Sbattevo in continuazione la matita sul libro di letteratura e avevo una mano che mi sorreggeva la testa piena di pensieri, dovevo studiare ma la mente non collaborava in quel momento.

In genere, ero sempre stata una ragazza che riusciva a trovare la giusta concentrazione anche nella confusione, ero sempre stata brava a creare una mia bolla personale in cui rinchiudermi. Invece, negli ultimi quindici minuti, mi stavo intrattenendo nel decorare il mio libro con insensati ghirigori.

Il chiasso che ronzava dentro di me era anche peggio di quello che si poteva sviluppare all'esterno.

E odiavo quando succedeva, poiché ero conscia che non c'era rimedio.

Detestavo che quella chiamata girasse senza fermarsi nella mia testa, come una canzoncina stonata.

Sbuffai e lasciai cadere la matita sulle pagine lucide d'inchiostro. Mi voltai e mi misi a pancia in su sul materasso, a osservare il lampadario a luci LED che pendeva dal soffitto della mia stanza, rotondo e semplice, nulla di sgargiante.

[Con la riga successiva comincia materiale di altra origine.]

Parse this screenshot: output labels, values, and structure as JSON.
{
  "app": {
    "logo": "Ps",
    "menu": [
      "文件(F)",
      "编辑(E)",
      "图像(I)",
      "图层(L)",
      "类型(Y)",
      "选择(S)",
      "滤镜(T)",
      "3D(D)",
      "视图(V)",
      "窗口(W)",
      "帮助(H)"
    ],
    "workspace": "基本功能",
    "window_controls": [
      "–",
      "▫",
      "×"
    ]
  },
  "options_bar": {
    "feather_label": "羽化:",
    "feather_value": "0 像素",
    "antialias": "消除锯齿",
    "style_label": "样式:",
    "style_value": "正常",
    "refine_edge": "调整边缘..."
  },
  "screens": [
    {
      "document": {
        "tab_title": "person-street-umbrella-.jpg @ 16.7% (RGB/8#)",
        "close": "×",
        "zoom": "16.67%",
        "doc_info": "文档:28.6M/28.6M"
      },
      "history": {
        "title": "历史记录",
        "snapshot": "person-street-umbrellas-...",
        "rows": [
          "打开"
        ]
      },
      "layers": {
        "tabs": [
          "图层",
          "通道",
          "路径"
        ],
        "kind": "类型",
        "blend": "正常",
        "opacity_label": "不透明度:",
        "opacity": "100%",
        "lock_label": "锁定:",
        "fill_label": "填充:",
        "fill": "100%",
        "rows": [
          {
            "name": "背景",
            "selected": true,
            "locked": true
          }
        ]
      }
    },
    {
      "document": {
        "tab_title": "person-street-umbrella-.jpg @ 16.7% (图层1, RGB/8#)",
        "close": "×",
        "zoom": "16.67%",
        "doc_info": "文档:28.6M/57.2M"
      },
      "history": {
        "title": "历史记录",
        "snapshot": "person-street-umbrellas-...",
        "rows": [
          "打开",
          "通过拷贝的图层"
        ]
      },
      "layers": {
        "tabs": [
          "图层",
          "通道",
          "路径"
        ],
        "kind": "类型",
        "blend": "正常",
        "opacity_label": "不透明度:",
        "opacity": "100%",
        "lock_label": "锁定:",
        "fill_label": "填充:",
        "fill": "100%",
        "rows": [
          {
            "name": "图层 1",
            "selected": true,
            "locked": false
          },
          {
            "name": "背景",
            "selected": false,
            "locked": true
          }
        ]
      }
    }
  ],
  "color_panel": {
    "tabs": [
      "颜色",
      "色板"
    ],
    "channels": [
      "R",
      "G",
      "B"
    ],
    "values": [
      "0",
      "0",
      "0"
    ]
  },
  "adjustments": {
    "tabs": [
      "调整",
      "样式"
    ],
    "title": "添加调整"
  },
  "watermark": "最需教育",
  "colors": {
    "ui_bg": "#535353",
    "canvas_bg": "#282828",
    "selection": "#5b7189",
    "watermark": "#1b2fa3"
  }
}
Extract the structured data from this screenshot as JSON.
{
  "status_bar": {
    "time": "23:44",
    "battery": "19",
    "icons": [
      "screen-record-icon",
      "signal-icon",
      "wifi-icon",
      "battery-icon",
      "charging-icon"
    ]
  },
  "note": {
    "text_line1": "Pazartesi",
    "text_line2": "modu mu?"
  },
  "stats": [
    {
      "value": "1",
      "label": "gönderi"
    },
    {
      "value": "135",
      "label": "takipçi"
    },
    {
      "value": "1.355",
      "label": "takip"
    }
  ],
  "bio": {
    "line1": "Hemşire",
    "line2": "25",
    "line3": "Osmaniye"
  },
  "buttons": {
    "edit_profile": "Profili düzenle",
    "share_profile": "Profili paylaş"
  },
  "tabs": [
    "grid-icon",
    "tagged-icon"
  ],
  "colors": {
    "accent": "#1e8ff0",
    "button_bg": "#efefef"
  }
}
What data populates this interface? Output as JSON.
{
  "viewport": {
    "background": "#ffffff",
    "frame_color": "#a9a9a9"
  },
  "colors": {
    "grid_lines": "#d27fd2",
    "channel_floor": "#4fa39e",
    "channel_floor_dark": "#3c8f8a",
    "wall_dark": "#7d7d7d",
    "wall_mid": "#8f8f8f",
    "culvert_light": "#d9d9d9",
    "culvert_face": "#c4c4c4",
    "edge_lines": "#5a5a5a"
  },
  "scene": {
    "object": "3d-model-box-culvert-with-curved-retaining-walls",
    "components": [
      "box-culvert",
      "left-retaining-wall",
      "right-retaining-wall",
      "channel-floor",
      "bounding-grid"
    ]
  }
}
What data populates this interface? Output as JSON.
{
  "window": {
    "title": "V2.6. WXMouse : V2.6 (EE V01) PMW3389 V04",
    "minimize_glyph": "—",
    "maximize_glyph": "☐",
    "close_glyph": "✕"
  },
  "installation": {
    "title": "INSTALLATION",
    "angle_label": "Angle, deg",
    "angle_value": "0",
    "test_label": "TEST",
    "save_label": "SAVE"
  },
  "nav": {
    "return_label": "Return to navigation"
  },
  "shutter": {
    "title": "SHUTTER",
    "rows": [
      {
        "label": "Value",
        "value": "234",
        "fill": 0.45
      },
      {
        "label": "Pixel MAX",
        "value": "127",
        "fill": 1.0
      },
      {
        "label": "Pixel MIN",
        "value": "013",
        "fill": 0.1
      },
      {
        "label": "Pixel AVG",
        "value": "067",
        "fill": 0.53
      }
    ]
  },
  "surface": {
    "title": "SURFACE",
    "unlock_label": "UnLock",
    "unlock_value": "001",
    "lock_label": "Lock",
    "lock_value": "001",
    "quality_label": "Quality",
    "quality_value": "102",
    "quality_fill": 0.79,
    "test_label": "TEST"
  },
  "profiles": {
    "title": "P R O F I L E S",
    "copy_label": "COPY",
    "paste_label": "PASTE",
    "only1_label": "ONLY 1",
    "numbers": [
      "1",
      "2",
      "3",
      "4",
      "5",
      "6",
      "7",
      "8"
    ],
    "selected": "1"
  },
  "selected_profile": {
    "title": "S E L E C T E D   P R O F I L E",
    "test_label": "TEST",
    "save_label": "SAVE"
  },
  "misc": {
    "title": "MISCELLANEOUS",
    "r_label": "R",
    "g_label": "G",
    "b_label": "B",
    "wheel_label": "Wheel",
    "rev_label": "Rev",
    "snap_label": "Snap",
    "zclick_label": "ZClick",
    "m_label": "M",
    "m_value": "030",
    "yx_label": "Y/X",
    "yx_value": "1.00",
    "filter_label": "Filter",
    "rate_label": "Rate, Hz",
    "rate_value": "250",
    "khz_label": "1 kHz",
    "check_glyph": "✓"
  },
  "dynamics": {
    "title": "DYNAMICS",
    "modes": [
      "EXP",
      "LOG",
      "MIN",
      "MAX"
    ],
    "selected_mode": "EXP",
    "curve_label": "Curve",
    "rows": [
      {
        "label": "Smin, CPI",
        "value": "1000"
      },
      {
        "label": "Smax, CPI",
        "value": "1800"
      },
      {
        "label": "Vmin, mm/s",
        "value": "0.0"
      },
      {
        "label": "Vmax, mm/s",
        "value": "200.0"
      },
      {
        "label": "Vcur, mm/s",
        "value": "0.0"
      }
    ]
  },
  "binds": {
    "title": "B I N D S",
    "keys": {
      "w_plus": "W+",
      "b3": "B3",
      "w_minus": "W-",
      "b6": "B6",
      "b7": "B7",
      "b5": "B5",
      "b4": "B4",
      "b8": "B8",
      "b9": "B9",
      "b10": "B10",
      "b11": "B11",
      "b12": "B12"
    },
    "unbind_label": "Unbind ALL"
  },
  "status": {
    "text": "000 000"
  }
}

All'improvviso, avvertii un peso sulla mia pancia e alzai la testa per notare che Falvy fosse appena salito sul mio addome per essere coccolato.

Con il muso inclinato e gli occhietti azzurri che reclamavano qualche carezza, mi fece troppa tenerezza e cedetti. Rinunciai allo studio, che in quel giorno non avrei concluso, e concedetti le attenzioni al mio gattino.

«Tu non sei difficile, vero?» Feci finta che mi potesse capire. Era l'unico essere vivente con cui potevo parlare, del resto.

Certo, c'era Chloe, ma non volevo ammorbarla con i miei problemi con Ryker.

«Dovrebbe essere come te, sai?» Esclamai, vedendo che quella piccola palla di pelo mi stesse facendo le fusa, a seguito dei grattini sotto il mento.

Il mio cuore divenne miele e un delicato intreccio di emozioni positive si diffuse nel petto. Era la sensazione che si provava quando si veniva avvolti dall'affetto di qualcun altro, animale o persona.

«O forse lo è, ma deve fidarsi, prima», lasciai scorrere il dito sul dorso voluminoso e splendente di Falvy, osservando come avesse socchiuso gli occhi per la felicità.